Wouldn’t it be amazing if life wasn’t filled with heartache and pain? Imagine a world covered with love, joy, peace. A world where no one grieves, no one has pain, no one faces hardships, no one faces sickness.
The reality is, we all face struggles and hardships at some point in our lives. If you have followed me for some time or you know me, you know that I have had an ongoing battle with Lupus, and serious GI problems. I have faced countless illnesses that have nearly taken my life, and still, I am left with few answers on how to prevent more crisis and pain. My illnesses have stolen my independence, my health, my security, and even the way I look at the future.
So how do I stay hopeful in the midst of such a challenging, almost hopeless situation.
Simply put, I try to take every situation as a learning process. If I have to go through some of the scariest things in my life, I have decided that I will grow through it.
I don’t consider myself negative, or lacking faith, but constantly receiving unwelcome news week after week can get to you. When I begin to realize that my mindset is changing, because it does, I try to lose the self- negative thoughts and negative talk.

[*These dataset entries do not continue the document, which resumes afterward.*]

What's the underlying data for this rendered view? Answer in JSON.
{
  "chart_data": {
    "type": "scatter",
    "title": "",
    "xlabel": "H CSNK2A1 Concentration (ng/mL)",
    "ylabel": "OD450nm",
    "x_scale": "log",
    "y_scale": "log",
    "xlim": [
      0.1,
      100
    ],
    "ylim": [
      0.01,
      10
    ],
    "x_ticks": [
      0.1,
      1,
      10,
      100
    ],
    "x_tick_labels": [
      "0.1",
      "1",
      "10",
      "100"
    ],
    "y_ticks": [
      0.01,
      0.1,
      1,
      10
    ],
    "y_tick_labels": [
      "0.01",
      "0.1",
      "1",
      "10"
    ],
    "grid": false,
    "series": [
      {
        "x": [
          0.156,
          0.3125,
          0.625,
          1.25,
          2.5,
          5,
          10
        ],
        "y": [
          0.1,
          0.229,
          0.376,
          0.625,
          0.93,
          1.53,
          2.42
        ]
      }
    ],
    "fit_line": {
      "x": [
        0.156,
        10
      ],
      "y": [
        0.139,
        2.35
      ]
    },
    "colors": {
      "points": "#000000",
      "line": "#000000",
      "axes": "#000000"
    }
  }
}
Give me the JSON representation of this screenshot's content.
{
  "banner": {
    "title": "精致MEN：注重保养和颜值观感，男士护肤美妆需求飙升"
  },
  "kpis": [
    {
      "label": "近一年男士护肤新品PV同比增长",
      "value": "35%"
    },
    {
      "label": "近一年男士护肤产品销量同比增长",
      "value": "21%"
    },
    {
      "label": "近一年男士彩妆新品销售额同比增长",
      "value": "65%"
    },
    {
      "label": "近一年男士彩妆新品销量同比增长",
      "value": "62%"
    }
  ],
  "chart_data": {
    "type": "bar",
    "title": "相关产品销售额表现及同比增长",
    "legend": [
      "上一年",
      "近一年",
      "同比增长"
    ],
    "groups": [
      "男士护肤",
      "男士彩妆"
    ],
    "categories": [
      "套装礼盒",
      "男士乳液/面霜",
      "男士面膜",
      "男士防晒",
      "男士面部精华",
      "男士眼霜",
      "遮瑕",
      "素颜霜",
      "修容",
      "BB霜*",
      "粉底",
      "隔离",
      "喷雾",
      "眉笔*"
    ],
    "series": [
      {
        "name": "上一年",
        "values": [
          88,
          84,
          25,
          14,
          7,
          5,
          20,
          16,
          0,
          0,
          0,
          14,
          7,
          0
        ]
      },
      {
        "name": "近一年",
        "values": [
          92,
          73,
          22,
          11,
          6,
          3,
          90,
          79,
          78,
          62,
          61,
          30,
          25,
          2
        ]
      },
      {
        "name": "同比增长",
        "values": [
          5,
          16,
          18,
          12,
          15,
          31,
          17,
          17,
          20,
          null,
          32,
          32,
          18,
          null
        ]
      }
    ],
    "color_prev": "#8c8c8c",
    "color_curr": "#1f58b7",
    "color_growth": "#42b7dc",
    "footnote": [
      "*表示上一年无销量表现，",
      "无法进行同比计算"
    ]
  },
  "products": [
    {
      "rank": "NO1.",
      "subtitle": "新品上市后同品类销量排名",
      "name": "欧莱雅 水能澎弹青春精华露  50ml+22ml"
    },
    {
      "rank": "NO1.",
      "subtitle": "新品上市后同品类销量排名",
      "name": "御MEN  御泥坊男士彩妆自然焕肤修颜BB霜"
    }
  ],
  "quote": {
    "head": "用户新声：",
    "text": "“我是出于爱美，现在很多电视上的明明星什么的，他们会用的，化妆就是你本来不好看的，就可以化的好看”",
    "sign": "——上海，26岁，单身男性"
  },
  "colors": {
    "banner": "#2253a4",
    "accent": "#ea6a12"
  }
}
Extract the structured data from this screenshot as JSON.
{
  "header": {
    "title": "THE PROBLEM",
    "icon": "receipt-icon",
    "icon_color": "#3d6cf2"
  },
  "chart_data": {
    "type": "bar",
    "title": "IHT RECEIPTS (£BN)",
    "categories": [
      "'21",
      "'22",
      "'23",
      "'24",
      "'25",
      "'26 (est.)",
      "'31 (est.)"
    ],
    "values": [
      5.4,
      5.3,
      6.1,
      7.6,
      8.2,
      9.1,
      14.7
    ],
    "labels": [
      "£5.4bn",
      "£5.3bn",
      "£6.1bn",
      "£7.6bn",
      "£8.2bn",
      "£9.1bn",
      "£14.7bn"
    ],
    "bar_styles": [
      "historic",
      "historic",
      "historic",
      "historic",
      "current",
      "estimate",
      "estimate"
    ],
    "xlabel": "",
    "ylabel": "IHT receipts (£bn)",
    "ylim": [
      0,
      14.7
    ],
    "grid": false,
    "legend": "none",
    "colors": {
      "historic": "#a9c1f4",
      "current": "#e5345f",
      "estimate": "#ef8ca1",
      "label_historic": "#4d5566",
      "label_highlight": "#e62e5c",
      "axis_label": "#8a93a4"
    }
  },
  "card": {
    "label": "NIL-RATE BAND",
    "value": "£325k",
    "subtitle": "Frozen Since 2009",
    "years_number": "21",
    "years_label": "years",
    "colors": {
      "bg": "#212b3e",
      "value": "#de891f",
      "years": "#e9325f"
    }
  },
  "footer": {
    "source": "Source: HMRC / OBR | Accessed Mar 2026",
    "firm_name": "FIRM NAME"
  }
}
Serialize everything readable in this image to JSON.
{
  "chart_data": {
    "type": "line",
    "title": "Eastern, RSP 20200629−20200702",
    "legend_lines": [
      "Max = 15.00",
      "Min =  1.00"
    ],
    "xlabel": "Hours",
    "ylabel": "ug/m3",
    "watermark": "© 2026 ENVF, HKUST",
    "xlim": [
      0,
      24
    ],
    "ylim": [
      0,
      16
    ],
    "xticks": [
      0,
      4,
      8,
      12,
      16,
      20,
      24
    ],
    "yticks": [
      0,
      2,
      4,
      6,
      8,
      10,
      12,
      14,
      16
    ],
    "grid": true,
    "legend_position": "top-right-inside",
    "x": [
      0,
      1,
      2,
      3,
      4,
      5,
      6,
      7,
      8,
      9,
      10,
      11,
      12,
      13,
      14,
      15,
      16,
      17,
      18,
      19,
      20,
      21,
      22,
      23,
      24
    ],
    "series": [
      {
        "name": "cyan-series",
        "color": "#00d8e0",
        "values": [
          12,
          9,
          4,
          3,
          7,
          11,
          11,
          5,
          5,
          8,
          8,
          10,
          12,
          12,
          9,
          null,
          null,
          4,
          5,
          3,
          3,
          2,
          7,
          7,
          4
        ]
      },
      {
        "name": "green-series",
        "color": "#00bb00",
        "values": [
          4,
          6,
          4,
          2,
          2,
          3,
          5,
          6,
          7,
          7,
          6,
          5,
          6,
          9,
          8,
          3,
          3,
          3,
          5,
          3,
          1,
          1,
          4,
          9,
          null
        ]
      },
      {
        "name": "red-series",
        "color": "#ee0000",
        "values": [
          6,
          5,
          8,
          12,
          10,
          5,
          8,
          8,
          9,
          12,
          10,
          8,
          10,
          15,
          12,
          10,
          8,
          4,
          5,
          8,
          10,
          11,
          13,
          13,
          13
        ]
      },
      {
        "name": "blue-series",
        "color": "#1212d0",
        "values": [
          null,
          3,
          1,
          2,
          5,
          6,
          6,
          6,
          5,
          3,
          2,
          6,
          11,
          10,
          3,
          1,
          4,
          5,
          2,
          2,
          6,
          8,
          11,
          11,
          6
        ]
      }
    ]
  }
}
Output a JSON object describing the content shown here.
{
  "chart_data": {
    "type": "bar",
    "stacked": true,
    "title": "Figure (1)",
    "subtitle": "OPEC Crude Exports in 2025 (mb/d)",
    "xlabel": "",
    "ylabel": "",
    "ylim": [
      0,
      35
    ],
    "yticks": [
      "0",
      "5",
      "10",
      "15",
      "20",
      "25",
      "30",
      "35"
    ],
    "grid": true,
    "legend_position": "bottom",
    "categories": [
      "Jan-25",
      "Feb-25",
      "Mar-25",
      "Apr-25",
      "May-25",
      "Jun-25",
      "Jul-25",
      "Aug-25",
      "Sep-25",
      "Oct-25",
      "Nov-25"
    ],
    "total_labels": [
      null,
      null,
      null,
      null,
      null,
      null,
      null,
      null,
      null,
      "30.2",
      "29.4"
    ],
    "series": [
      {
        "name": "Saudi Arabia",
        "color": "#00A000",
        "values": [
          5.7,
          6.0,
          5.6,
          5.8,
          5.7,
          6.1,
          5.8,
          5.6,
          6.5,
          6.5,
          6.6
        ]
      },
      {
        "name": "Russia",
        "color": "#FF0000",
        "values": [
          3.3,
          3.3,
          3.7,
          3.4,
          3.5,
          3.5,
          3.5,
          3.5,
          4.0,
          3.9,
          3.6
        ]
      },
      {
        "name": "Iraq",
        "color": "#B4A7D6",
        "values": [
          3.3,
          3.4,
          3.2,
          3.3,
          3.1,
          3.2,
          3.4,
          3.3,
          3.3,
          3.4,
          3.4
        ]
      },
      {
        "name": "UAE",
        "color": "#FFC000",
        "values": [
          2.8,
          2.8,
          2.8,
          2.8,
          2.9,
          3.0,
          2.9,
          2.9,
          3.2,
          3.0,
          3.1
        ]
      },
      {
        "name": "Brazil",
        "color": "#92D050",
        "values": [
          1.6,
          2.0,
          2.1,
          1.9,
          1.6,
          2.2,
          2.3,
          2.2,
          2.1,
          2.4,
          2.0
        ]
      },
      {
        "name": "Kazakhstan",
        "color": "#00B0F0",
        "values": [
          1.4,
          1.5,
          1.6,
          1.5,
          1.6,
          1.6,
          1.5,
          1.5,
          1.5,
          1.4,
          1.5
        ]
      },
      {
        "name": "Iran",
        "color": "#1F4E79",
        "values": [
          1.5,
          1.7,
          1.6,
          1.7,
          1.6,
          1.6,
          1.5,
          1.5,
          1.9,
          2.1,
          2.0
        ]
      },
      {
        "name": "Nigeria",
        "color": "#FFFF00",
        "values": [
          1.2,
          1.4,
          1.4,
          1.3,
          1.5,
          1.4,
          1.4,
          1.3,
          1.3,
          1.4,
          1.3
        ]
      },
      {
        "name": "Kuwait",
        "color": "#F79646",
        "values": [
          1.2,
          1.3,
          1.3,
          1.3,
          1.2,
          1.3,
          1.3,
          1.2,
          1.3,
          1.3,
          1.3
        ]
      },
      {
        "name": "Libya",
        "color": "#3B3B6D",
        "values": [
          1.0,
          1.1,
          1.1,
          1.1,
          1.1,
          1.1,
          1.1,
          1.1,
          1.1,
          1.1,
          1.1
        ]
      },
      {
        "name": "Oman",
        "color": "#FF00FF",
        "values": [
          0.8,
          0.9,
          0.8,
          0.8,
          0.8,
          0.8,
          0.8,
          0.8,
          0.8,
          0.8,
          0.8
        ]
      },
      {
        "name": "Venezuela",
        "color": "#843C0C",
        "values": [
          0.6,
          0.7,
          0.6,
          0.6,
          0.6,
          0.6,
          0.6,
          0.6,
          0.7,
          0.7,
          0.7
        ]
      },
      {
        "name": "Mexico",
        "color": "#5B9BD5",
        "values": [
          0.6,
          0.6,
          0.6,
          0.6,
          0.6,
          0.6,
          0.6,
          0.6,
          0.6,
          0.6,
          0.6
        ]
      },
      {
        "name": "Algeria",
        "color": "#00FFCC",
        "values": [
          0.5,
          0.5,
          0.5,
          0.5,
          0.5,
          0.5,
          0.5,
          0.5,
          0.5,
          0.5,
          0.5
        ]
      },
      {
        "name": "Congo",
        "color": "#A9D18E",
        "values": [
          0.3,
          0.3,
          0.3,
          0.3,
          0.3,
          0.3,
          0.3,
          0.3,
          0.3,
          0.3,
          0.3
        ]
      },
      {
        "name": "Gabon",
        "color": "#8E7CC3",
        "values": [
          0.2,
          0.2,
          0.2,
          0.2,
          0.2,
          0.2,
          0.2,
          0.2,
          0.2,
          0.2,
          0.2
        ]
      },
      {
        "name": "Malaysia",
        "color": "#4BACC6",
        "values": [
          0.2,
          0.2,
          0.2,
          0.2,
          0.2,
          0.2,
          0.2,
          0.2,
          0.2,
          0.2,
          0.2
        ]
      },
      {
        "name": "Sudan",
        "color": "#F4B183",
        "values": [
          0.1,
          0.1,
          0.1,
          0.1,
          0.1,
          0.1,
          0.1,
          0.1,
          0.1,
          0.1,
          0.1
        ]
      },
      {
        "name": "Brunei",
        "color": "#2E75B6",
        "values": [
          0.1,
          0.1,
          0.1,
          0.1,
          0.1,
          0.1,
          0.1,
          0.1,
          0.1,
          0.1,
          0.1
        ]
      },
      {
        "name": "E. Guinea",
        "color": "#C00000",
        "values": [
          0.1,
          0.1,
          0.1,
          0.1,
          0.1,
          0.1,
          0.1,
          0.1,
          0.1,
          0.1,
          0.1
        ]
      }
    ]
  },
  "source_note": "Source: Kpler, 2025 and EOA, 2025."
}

I pay attention to the blessings that are interwoven in my own struggles. No matter what I am facing there is always something that I can find to be thankful for, I just have to look for them. I have to keep my mind positive.
I found that if I stepped out of my own way, I could help myself more than anyone on this Earth. I say things like, “I am going to have a good day today.” No matter what the doctor says I say, “I believe I’m getting better.” When someone says negative words to me, I cast them down and get rid of those negative words. I say things like, “I have a bright future ahead of me,”
Lastly, I believe God’s promises is a key element in my healing process. I speak things like
Philippians 4:13 (NKJV)
“I can do all things through Christ who strengthens me.
I am facing some pretty big things but maybe you are too.
I am choosing to put all of hope in God right now. I have nothing to lose at this point except for maybe a bad attitude. I would rather spend my life deliriously joyful when the world thinks I should be miserable, lonely and be the status quo.
What are some of the ways that you stay hopeful in a hopeless situation?